Arndt Klocke: „In diesem Bereich ist bisher einfach zu wenig passiert“

Antrag der "AfD"-Fraktion zu LKW-Abbiegeunfällen

Arndt Klocke (GRÜNE): Sehr geehrte Damen und Herren! Ich möchte meine Rede zu dem Thema mit einer persönlichen Begebenheit beginnen. Ich war in meinem Sommerurlaub in Mecklenburg-Vorpommern und las dort in einer Regionalzeitung ein sehr ausführliches Interview mit der SPD-Vorsitzenden Frau Esken. Dieses Interview fand ich ganz interessant, weil die Fragestellungen interessant und vielfältig waren.
Danach war ich einige Tage in Berlin und entdeckte bei Twitter in einer Meldung vom ADFC Berlin, dass ein junger Mann mit seinem Fahrrad in Berlin-Adlershof bei einem Rechtsabbiegerunfall von einem Lkw überrollt worden und zu Tode gekommen ist. Am Tag darauf stellte ich dann beim Lesen einer Todesanzeige in der „Märkischen Allgemeinen“ fest, dass dieser Radfahrer jener junge Journalist war, der dieses Interview mit Frau Esken geführt hatte. Ich kannte ihn persönlich nicht. Er wurde als sehr schlau, freundlich und verbindlich beschrieben und zudem als großer Kino-Fan und leidenschaftlicher Berlinale-Gänger, der ich auch bin. Ich bin zudem leidenschaftlicher Radfahrer und kenne Berlin ganz gut. Ich kenne auch diese Kreuzung. Ehrlich gesagt ist mir das sehr nahe gegangen, wie Sie vielleicht nachvollziehen können, ohne ihn persönlich gekannt zu haben.
An diesem Thema sind wir Grüne seit vielen Jahren dran und haben dazu bereits mehrere Gesetzentwürfe in den Deutschen Bundestag eingebracht. Es gab Anhörungen, und wir haben Rechtsgutachten in Auftrag gegeben.
Das, was die Kollegen von CDU und FDP hier eben vorgestellt haben, dass es aufgrund des EU-Rechts keine rechtliche Möglichkeit gebe, eine nationale Gesetzgebung einzuführen, ist schlichtweg falsch. Jedenfalls haben das die Anhörungen im Deutschen Bundestag und auch die in Auftrag gegebenen Rechtsgutachten ergeben. Es gibt entsprechende Kabinettsbeschlüsse mehrerer Bundesländer, auch solcher, die von Grünen mitregiert werden, in denen wir die Verkehrsministerin bzw. den Verkehrsminister stellen. Das sind sechs Bundesländer. Des Weiteren gab es dazu Debatten im Bundesrat.
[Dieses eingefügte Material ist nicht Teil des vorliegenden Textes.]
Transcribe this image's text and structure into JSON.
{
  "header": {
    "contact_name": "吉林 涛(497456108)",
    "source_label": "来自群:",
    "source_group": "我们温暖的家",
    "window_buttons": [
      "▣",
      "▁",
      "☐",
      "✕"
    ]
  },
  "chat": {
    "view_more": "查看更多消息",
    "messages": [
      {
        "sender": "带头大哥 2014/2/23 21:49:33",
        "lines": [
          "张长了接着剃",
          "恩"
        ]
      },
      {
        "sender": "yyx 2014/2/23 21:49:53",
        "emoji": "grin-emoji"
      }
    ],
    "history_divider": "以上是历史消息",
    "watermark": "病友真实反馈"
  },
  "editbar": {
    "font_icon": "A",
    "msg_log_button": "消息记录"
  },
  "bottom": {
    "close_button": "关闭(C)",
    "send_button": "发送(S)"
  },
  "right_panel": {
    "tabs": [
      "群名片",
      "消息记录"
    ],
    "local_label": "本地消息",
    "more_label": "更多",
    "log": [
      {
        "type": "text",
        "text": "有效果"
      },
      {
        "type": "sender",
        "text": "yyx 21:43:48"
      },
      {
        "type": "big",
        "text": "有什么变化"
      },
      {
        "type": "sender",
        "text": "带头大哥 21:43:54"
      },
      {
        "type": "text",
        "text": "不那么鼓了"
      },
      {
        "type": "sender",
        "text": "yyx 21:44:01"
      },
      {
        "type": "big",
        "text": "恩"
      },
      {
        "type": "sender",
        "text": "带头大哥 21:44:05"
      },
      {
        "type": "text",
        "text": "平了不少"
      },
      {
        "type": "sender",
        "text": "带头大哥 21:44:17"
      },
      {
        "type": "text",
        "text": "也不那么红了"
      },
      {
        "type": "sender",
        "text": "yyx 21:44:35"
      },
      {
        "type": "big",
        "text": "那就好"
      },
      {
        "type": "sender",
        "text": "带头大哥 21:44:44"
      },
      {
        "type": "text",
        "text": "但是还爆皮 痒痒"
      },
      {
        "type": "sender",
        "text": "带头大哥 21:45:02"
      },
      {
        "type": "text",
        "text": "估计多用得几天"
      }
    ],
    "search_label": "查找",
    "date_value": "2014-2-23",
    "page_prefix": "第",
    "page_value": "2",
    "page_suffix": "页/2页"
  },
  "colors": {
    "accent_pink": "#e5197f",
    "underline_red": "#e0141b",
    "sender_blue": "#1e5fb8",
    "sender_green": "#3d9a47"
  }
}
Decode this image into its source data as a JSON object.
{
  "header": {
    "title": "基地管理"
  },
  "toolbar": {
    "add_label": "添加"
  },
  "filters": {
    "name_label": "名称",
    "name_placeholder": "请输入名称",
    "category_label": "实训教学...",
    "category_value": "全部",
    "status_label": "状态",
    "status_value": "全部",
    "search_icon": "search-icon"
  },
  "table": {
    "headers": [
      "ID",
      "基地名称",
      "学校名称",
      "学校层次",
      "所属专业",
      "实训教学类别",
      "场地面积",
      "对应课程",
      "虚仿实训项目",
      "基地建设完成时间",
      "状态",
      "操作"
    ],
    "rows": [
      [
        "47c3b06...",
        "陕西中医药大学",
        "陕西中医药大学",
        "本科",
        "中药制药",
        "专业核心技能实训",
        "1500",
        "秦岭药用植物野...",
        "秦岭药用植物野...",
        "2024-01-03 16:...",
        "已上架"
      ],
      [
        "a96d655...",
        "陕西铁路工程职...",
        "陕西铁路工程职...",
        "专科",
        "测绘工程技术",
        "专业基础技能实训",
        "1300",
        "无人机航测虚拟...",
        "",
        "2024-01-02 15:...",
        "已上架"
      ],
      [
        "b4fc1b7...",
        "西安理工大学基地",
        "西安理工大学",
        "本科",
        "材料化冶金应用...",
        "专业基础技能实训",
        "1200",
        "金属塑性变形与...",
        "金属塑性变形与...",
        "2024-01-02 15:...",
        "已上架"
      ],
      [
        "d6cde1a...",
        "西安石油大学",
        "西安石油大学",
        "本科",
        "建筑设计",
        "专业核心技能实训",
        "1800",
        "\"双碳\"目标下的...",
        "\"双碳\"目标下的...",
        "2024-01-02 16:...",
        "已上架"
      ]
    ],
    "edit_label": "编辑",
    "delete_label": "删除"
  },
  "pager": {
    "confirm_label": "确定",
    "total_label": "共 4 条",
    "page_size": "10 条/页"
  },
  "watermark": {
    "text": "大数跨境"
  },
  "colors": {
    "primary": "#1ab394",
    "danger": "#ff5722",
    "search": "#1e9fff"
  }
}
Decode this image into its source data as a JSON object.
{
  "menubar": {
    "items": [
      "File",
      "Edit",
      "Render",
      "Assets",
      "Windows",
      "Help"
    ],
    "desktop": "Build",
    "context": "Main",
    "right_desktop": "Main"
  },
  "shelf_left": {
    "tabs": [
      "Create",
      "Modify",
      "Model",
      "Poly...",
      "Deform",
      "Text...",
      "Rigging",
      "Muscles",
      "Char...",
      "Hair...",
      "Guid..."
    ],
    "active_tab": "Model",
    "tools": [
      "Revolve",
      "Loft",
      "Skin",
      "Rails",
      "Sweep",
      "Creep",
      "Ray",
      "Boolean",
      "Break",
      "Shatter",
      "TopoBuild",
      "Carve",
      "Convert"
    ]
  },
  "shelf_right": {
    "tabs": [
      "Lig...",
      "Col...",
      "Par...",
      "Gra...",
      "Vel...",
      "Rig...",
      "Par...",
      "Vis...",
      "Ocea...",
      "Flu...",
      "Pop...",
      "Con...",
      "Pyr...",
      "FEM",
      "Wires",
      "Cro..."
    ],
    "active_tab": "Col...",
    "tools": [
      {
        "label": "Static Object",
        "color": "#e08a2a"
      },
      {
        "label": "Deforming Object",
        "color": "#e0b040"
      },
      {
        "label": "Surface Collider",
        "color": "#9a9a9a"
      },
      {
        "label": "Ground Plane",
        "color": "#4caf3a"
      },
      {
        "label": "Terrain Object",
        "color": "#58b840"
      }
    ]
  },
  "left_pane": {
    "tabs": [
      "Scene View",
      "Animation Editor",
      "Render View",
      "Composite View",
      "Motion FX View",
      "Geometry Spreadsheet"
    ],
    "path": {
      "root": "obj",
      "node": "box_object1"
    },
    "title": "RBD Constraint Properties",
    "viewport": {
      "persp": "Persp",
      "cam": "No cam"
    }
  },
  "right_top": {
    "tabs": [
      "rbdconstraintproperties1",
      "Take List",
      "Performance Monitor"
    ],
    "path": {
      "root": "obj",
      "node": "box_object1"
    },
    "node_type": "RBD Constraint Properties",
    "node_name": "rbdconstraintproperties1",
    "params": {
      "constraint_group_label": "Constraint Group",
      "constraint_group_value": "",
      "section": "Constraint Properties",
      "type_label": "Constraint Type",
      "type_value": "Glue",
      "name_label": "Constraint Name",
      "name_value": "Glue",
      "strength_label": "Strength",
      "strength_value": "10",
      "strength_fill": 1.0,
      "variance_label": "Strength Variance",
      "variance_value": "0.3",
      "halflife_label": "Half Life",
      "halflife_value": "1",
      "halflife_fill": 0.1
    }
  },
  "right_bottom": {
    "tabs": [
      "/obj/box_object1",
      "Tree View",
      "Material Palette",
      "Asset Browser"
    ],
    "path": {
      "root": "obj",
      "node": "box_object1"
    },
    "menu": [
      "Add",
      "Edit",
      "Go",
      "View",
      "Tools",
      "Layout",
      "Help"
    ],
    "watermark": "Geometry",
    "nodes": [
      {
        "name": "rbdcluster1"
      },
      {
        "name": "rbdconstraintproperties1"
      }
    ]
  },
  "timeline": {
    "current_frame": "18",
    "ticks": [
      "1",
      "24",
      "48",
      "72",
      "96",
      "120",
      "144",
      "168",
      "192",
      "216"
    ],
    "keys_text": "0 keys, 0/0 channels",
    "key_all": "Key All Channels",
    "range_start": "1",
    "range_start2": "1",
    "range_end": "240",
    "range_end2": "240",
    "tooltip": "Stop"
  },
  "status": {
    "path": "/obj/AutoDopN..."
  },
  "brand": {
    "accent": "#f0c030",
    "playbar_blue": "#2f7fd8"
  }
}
Vielfältige Diskussionen dazu laufen bereits seit einigen Jahren.
Ich weiß, dass es eine entsprechende verabredete Regelung für 2024 gibt. Aber wir haben jetzt Spätsommer 2020. Das ist nicht nur spät, sondern es ist für viele Menschen leider einfach zu spät. 34 Radfahrerinnen und Radfahrer sind in 2018 bundesweit bei Rechtsabbiegerunfällen mit Lkws ums Leben gekommen. Es gibt noch keine Zahlen – jedenfalls habe ich bei der Vorbereitung meiner Rede keine gefunden – für 2019. Jedenfalls wäre der Tod der 34 Radfahrerinnen und Radfahrer, die unverschuldet an einer Kreuzung bzw. im Straßenverkehr überrollt worden sind, zu verhindern gewesen.
Ich nehme dem Verkehrsminister sein Engagement für den Radverkehr und seine Bemühungen in diesem Bereich ab und schätze ihn dafür, aber ich wüsste auch gern, was seine Bemühungen auf Bundesebene sind, um diese rechtlich nicht haltbare Situation in der Bundesrepublik zu verändern.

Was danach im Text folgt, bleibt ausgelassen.